WASHINGTON — Senate majority leader Mitch McConnell said Sunday that he is confident Congress will avoid a government shutdown at the end of April, and that the Senate will confirm President Trump’s Supreme Court pick this week.
Although Neil Gorsuch may not have 60 votes in favor, McConnell said on “Fox News Sunday’’ that he is prepared to change Senate rules to end a Democratic filibuster on the nomination.
The Kentucky Republican said the appropriations committees of the House and Senate are working on budget bills to fund the government after April 28.
“We’ll be talking to Senate Democrats,’’ he said of the budget measure. “It will require 60 votes.’’
McConnell said Republicans and Democrats will negotiate about the Trump administration’s priorities: funding to build a wall on the US border with Mexico, cuts to domestic programs, and increases in military spending.
He said the goal is to pass a budget bill to fund the government through Sept. 30, the end of the current fiscal year.
McConnell added that he is “confident Senate Democrats are not going to want to shut down the government’’ because Congress, rather than the president, tends to get the blame in public opinion when such events occur.
McConnell said he didn’t know whether there would be eight Democratic votes to overcome a possible filibuster of Gorsuch to replace the late Justice Antonin Scalia.
But the majority leader suggested that he is ready to invoke the so-called “nuclear option’’ and change the rules of the Senate to end the filibuster for Supreme Court nominees.
“What I’m telling you is that Judge Gorsuch is going to be confirmed,’’ McConnell said. “The way in which that occurs is in the hands of the Democratic minority.’’
Senate Democratic leader Chuck Schumer, who helped end use of the filibuster for non-Supreme Court nominees in 2013, said he believes that Gorsuch will not obtain 60 votes.
The Senate Judiciary Committee will vote Monday on advancing Gorsuch’s nomination. McConnell has promised a final up-or-down confirmation vote Friday. Three Democrats, Heidi Heitkamp of North Dakota, Joe Donnelly of Indiana, and Joe Manchin of West Virginia, have announced support for Gorsuch.
“Instead of changing the rules, which is up to Mitch McConnell and the Republican majority, why doesn’t President Trump, Democrats, and Republicans in the Senate sit down and try to come up with a mainstream nominee?’’ the New York Democrat said Sunday on NBC’s “Meet the Press.’’

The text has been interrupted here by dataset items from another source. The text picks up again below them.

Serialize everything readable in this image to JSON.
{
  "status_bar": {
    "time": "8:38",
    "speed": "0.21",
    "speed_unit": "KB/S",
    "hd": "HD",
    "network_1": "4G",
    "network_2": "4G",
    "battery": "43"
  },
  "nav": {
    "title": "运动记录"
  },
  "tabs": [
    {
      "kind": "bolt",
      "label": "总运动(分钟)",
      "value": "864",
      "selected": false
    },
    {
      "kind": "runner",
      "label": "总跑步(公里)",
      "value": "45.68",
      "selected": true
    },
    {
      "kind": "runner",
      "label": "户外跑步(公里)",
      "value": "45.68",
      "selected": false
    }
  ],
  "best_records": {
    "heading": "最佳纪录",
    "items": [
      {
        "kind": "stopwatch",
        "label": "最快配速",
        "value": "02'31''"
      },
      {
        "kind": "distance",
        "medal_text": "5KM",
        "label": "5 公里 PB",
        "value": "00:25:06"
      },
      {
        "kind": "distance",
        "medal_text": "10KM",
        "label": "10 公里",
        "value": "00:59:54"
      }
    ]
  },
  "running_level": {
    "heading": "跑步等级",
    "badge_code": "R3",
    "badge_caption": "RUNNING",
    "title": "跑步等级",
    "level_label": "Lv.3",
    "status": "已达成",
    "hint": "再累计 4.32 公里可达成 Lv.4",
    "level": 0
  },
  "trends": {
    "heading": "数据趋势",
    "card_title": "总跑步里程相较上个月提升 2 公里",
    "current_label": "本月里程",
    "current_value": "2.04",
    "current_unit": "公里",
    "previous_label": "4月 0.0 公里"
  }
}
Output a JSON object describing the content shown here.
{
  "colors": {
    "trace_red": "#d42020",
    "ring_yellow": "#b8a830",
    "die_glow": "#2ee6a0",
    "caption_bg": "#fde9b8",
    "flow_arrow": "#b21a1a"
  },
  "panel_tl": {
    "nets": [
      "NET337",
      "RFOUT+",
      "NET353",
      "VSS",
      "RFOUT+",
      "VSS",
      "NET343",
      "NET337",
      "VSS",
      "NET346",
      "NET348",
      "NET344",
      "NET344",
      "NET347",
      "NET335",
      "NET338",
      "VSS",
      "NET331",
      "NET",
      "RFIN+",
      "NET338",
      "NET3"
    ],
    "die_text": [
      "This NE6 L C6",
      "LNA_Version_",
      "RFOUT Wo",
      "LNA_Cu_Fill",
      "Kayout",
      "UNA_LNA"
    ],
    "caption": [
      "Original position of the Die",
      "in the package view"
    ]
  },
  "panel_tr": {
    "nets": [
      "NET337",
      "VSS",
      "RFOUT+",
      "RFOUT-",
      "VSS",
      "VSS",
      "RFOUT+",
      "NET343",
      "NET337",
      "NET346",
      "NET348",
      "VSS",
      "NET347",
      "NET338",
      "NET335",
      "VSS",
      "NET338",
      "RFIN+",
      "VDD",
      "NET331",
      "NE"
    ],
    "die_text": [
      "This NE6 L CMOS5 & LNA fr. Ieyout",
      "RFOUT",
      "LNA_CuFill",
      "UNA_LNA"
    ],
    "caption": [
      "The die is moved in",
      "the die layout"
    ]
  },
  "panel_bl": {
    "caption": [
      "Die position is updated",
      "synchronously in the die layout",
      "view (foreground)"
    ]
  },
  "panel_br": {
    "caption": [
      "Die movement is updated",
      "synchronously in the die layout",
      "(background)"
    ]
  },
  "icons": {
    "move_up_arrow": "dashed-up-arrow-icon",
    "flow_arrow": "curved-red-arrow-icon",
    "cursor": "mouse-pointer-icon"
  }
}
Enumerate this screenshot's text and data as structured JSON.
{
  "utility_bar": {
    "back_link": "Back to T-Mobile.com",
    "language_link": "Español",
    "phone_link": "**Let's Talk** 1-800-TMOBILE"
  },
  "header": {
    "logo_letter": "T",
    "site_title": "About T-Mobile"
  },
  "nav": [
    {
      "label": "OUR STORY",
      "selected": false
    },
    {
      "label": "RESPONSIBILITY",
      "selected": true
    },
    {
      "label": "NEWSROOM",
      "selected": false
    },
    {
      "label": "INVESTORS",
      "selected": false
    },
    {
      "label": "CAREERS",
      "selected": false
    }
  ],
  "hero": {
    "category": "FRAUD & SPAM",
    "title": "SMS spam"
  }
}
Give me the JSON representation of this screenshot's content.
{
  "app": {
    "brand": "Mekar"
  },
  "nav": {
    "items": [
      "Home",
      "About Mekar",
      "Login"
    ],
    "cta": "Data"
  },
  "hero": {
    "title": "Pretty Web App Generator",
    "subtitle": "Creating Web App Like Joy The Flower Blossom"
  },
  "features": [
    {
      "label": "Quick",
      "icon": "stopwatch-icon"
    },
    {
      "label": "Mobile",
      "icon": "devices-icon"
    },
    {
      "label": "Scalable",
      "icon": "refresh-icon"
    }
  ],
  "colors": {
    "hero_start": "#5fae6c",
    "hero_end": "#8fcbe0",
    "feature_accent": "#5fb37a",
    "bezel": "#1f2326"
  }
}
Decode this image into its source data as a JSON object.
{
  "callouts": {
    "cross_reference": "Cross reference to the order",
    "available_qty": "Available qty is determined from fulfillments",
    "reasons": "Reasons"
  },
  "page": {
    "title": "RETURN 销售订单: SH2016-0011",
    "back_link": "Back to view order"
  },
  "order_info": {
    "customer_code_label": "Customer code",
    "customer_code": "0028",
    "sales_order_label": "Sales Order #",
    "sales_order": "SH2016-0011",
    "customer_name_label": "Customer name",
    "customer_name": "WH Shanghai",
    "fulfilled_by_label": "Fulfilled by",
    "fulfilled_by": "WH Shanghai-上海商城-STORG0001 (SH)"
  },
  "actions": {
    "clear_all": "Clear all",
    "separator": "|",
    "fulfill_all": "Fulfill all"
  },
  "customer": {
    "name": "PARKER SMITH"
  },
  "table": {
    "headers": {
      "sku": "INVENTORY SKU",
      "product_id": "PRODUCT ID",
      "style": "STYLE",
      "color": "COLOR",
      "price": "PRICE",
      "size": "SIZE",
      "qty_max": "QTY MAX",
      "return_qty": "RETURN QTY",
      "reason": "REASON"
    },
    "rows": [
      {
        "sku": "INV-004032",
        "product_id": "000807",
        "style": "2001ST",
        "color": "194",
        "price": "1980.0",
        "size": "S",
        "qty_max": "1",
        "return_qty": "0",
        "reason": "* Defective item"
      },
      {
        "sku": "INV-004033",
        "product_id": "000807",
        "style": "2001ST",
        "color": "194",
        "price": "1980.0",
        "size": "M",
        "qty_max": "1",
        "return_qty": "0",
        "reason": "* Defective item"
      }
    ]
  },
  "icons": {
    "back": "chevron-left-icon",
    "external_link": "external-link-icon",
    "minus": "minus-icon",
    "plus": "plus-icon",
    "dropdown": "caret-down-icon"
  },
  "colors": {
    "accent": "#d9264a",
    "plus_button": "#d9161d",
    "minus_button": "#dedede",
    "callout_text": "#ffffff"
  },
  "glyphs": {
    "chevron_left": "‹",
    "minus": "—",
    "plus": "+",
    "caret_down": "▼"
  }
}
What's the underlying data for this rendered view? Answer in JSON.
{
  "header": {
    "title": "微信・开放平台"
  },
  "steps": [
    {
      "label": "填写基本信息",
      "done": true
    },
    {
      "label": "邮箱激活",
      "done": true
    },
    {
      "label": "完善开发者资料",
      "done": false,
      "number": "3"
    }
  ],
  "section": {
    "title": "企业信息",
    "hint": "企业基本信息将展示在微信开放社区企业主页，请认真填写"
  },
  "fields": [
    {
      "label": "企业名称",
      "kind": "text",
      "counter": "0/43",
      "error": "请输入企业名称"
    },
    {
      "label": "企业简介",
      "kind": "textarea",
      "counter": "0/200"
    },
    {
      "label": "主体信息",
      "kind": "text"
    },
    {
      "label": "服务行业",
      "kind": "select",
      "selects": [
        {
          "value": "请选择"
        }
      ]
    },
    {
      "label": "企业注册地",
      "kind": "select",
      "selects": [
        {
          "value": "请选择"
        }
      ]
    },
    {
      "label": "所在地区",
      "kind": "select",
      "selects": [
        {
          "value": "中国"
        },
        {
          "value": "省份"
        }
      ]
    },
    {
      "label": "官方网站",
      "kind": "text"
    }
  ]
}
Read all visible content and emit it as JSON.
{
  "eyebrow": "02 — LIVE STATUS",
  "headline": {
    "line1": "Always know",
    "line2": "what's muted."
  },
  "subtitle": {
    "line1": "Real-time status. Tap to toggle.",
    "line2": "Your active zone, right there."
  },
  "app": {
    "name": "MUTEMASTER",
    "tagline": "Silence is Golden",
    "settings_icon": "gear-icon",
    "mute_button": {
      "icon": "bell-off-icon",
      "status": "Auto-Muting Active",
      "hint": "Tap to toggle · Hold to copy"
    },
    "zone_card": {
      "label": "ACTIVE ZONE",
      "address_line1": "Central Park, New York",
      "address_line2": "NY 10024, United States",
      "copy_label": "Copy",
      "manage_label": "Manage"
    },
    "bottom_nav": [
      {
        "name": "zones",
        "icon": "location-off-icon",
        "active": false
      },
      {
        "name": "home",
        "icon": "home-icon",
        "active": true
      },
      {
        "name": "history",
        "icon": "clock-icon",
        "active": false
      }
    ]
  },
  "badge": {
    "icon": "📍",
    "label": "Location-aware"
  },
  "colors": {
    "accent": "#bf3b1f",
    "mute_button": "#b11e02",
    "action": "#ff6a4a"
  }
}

“When a nominee doesn’t get 60 votes, you shouldn’t change the rules.’’ Schumer said. “You should change the nominee.’’
Trump has told McConnell that he should change the rules if Gorsuch’s nomination gets stalled.
“I would say, if you can, Mitch, go nuclear,’’ Trump said Feb. 1, a day after announcing the nomination. “Because that would be an absolute shame if a man of this quality was caught up in the web.’’
After failure of their effort to repeal former president Obama’s health care law, congressional Republicans have been reversing dozens of Obama-era rules affecting the environment, education, and the energy sector.
The GOP is using a largely unknown but highly effective legislative tool that allows a simple majority in the House and Senate to overturn regulations that often took years to craft. Republicans have cast the effort as overturning eight years of excessive government regulation and boosting business.
The president has signed eight resolutions revoking regulations issued during the final months of Obama’s presidency.